When Nick, my father-in-law, called me last night, I was fraught with anticipation for the news of Brody and Rose’s baby. The second I heard his voice, the nerves lacing Nick’s words were all I needed to understand the news was not what we’d hoped. I have known my business partner and father-in-law long enough that my heart sank. “Rose is in good spirits. Their baby is healthy, but she will have challenges.” Nick’s upbeat attitude was always present. “Justine is with Rose now.” He continued to fill me in on the newest member of our family.
Before I end the call, I say, “We have got to do something with Ems. Meet me at the clinic before it opens.”
I can’t help but feel guilty. We have this baby, a healthy baby, and Rose, Emma’s sister, is grieving for what she thought her daughter would be. But knowing Rose as I do, she’s kicking everyone’s ass who feels sorry for her and Brody. She’s probably saying, “Our baby is healthy and I’m healthy.” Rose takes life as it’s given and never looks back. I’ve been impressed with how she’s taken the news of her unexpected pregnancy with all the adversities of both Jones and Brody.

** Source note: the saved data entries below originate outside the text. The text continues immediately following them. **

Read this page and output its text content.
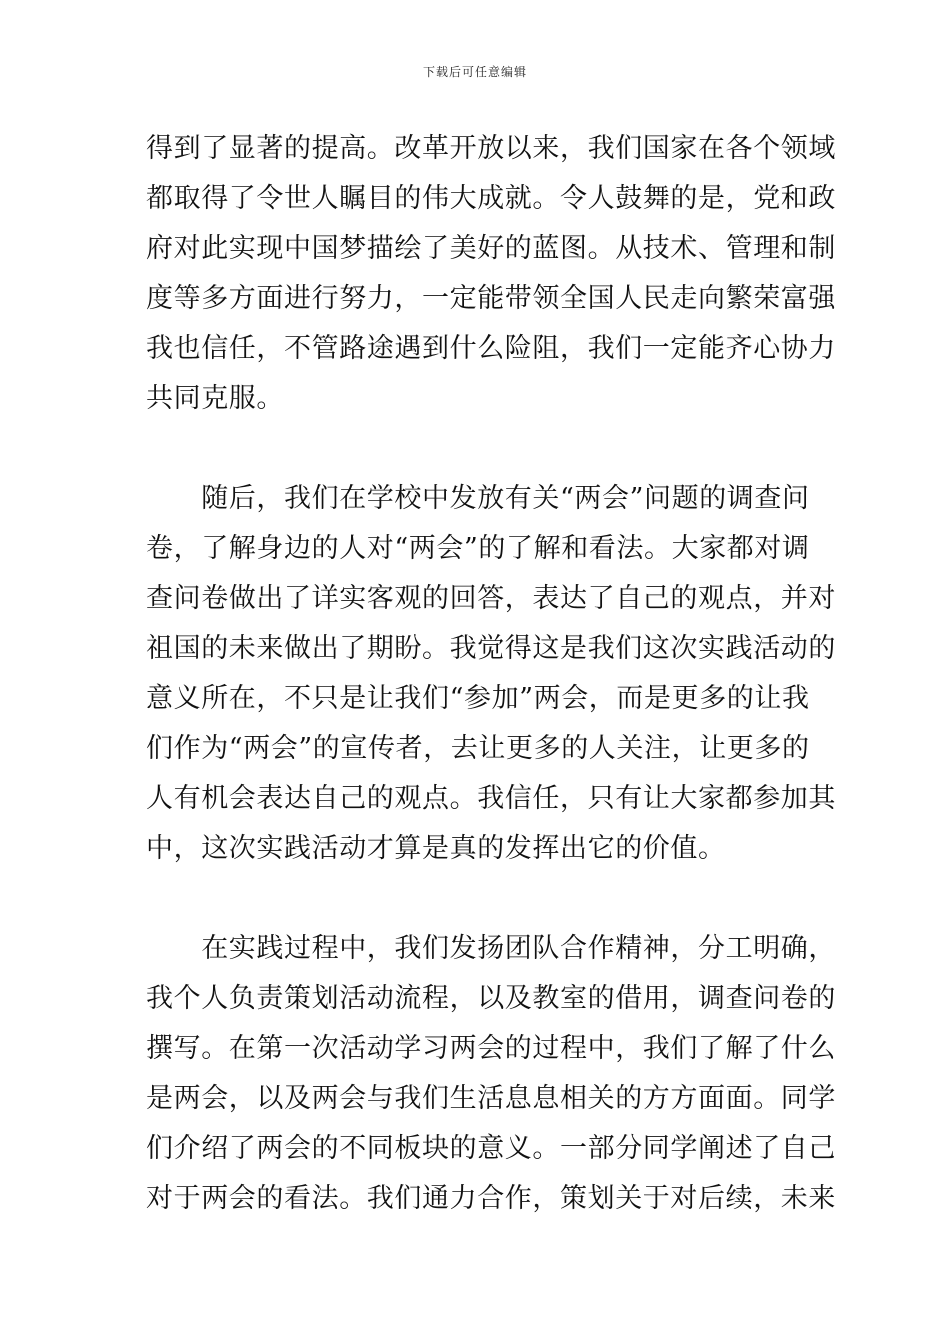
下载后可任意编辑
得到了显著的提高。改革开放以来，我们国家在各个领域
都取得了令世人瞩目的伟大成就。令人鼓舞的是，党和政
府对此实现中国梦描绘了美好的蓝图。从技术、管理和制
度等多方面进行努力，一定能带领全国人民走向繁荣富强
我也信任，不管路途遇到什么险阻，我们一定能齐心协力
共同克服。
　　随后，我们在学校中发放有关“两会”问题的调查问
卷，了解身边的人对“两会”的了解和看法。大家都对调
查问卷做出了详实客观的回答，表达了自己的观点，并对
祖国的未来做出了期盼。我觉得这是我们这次实践活动的
意义所在，不只是让我们“参加”两会，而是更多的让我
们作为“两会”的宣传者，去让更多的人关注，让更多的
人有机会表达自己的观点。我信任，只有让大家都参加其
中，这次实践活动才算是真的发挥出它的价值。
　　在实践过程中，我们发扬团队合作精神，分工明确，
我个人负责策划活动流程，以及教室的借用，调查问卷的
撰写。在第一次活动学习两会的过程中，我们了解了什么
是两会，以及两会与我们生活息息相关的方方面面。同学
们介绍了两会的不同板块的意义。一部分同学阐述了自己
对于两会的看法。我们通力合作，策划关于对后续，未来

Through all this, Rose has never once felt sorry for herself. My wife was like that at one time, too. Boy, what I would give to have her back.
I spoke with Emma this morning, trying to get her to come to the hospital with me to see her new niece, but hell, she wouldn’t even acknowledge our own child. After dropping Aspen off with my mom, I head to work earlier than normal to talk with Nick, but I do not intend to tell him that Emma fired her psychiatrist.